Finding £15 million for the young midfielder Marouane Fellaini in the summer was only possible after selling Andy Johnson for more than two-thirds of that fee. The sort of sums Moyes is more used to handling were £2m for Mikel Arteta and £1.5m for Tim Cahill, which have proved to be two extraordinary pieces of business for players who give Everton followershope for any game.
"Tim's been a great servant for us," Moyes said. "He comes up with impor-tant goals in big games. We missed him with injury and I think he's only just getting back to the form he'd been in. It's the third time he's done the same metatarsal, so it's been a long haul, and a slow rehabilitation.

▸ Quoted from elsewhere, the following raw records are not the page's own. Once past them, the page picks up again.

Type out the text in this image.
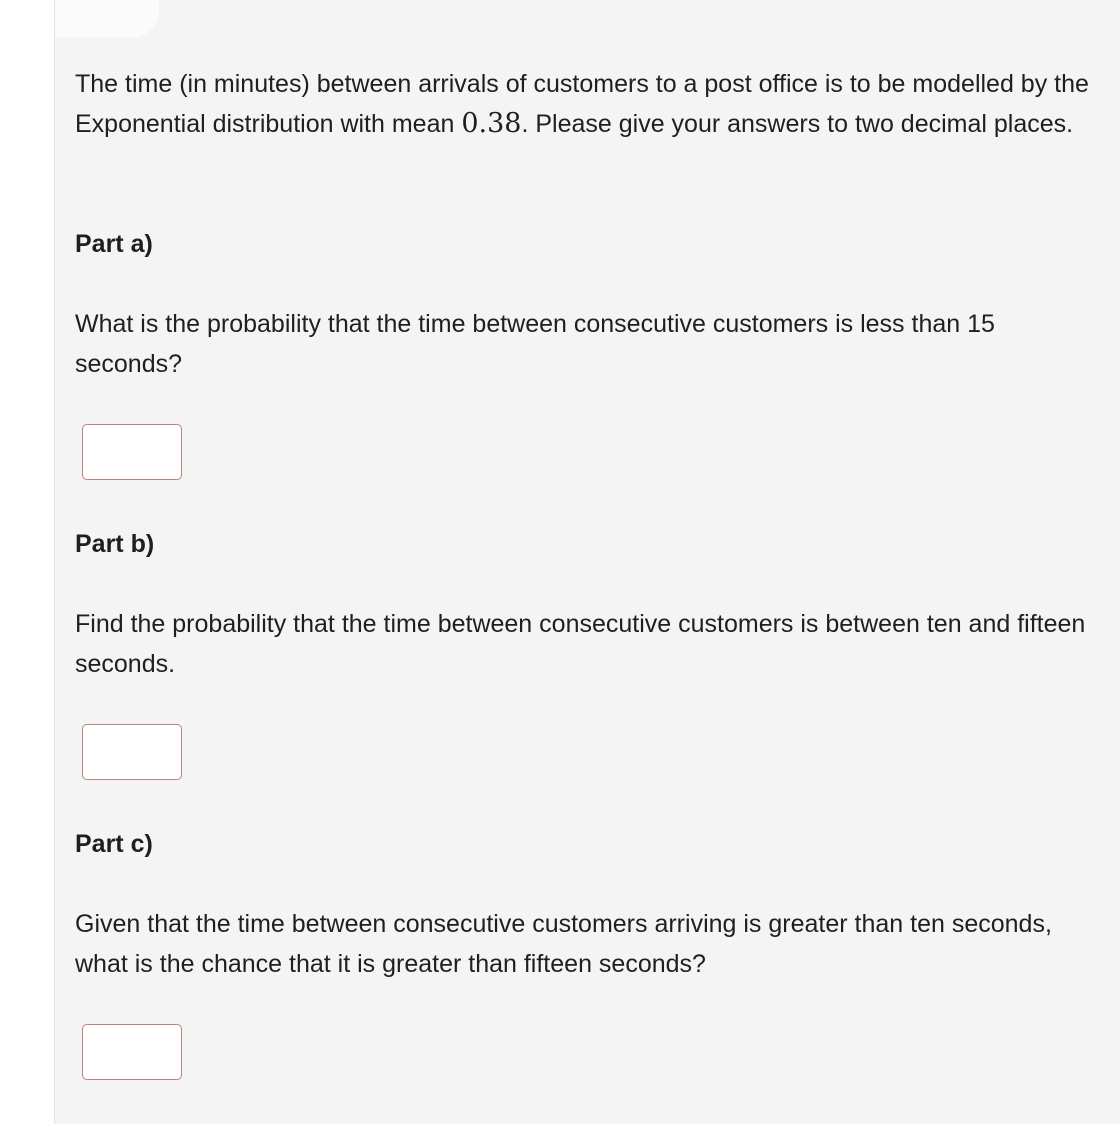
The time (in minutes) between arrivals of customers to a post office is to be modelled by the Exponential distribution with mean 0.38. Please give your answers to two decimal places.

Part a)

What is the probability that the time between consecutive customers is less than 15 seconds?

Part b)

Find the probability that the time between consecutive customers is between ten and fifteen seconds.

Part c)

Given that the time between consecutive customers arriving is greater than ten seconds, what is the chance that it is greater than fifteen seconds?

The goal the other night [against Liverpool] was a pure goalscorer's instinct," he added. "But whatever role you ask him to do he does to the best of his ability, which makes him a diamond."
With Victor Anichebe their only fit striker, Everton have been fortunate to have a player of Cahill's ability adding a scoring threat as well as the sort of spirit that seems to come ingrained in all Australian sportsmen.
At the other end of the pitch, keeping six successive clean sheets before Steven Gerrard muddied one on Monday has contributed to the feeling that if they can only come through this tie, Everton are quite capable of restoring their fading reputation as an FA Cup team; all the more so when so many other sides at the top and bottom of the Premier League haveother priorities – today's opponents included. "You saw Portsmouth and Cardiff have great runs to the final last year," Moyes said. "But the draw's always vital. It's the hurdles you have to jump before you get there, and the one we've got to jump is a big one."
Cardiff City v Arsenal (1.30pm, Setanta Sports 1)
Lukasz Fabianski, given a chance in goal, may need a history lesson as to why no Arsenal goalkeeper ever wears a brand-new jersey since poor Dan Lewis fumbled a shot over the line to give Cardiff the Cup in 1927. Arsenal should administer a lesson of their own if they weather an early storm.
Liverpool v Everton (4pm, Setanta Sports 1)
The home side will refresh their team after Monday's League meeting, which is hardly an option for their badly stretched visitors. Whoever steps up their game should secure the desired result. The fifth-round draw will be held after this game at 6pm on ITV1.